Undoubtedly, Prof. Kim knows his stuff. But here are some of the small things that make him different from other knowledgable professors: he will always stop at the end of a topic to ask for questions, even if he hardly ever gets any from the students. He introduces a new topic by stressing its relevance and often tries to put thought provoking demos (or examples) into his lectures. What I appreciated in Prof. Kim was his personal involvement in the course: he encourages students to email him and answers emails in detail if necessary, he is there for the midterms and final (and doesn't just leave that job to a TA). He is ready to shift the syllabus, and let students hand in a problem set a few days late, when necessary. Basically, he has a human approach to teaching, and is very accessible to his students. So it's physics 1400, thatÂ’s all one need to say about the material, but Prof. Kim is definitely the best (and most human) teacher for this class.

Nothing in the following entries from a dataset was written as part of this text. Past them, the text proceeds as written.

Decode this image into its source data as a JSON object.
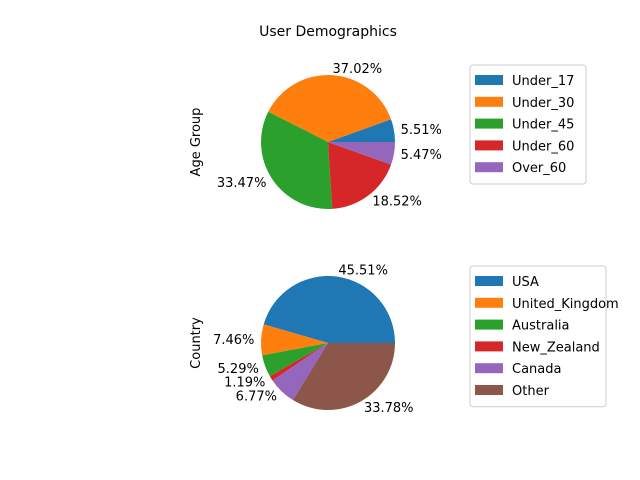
{
  "figure_title": "User Demographics",
  "chart_data": [
    {
      "type": "pie",
      "ylabel": "Age Group",
      "labels": [
        "Under_17",
        "Under_30",
        "Under_45",
        "Under_60",
        "Over_60"
      ],
      "values": [
        5.51,
        37.02,
        33.47,
        18.52,
        5.47
      ],
      "value_labels": [
        "5.51%",
        "37.02%",
        "33.47%",
        "18.52%",
        "5.47%"
      ],
      "colors": [
        "#1f77b4",
        "#ff7f0e",
        "#2ca02c",
        "#d62728",
        "#9467bd"
      ],
      "legend_placement": "right"
    },
    {
      "type": "pie",
      "ylabel": "Country",
      "labels": [
        "USA",
        "United_Kingdom",
        "Australia",
        "New_Zealand",
        "Canada",
        "Other"
      ],
      "values": [
        45.51,
        7.46,
        5.29,
        1.19,
        6.77,
        33.78
      ],
      "value_labels": [
        "45.51%",
        "7.46%",
        "5.29%",
        "1.19%",
        "6.77%",
        "33.78%"
      ],
      "colors": [
        "#1f77b4",
        "#ff7f0e",
        "#2ca02c",
        "#d62728",
        "#9467bd",
        "#8c564b"
      ],
      "legend_placement": "right"
    }
  ]
}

Well he is a lot better than Aprile, but than again I could be a lot better than Aprile. His lectures are clear, but mostly out of the book. He is receptive to questions, but often gets none from his half alseep class. He is a very very boring lecturer. He tries to incorparte modern examples and experiments which are intresting, but you must stay awake long enough to follow them. Overall, he's the best 1400 professor, but still pretty boring. If only he was more lively than this class would be reallly good. As it stands, you'll learn physics, but might pull your hair out while doing it.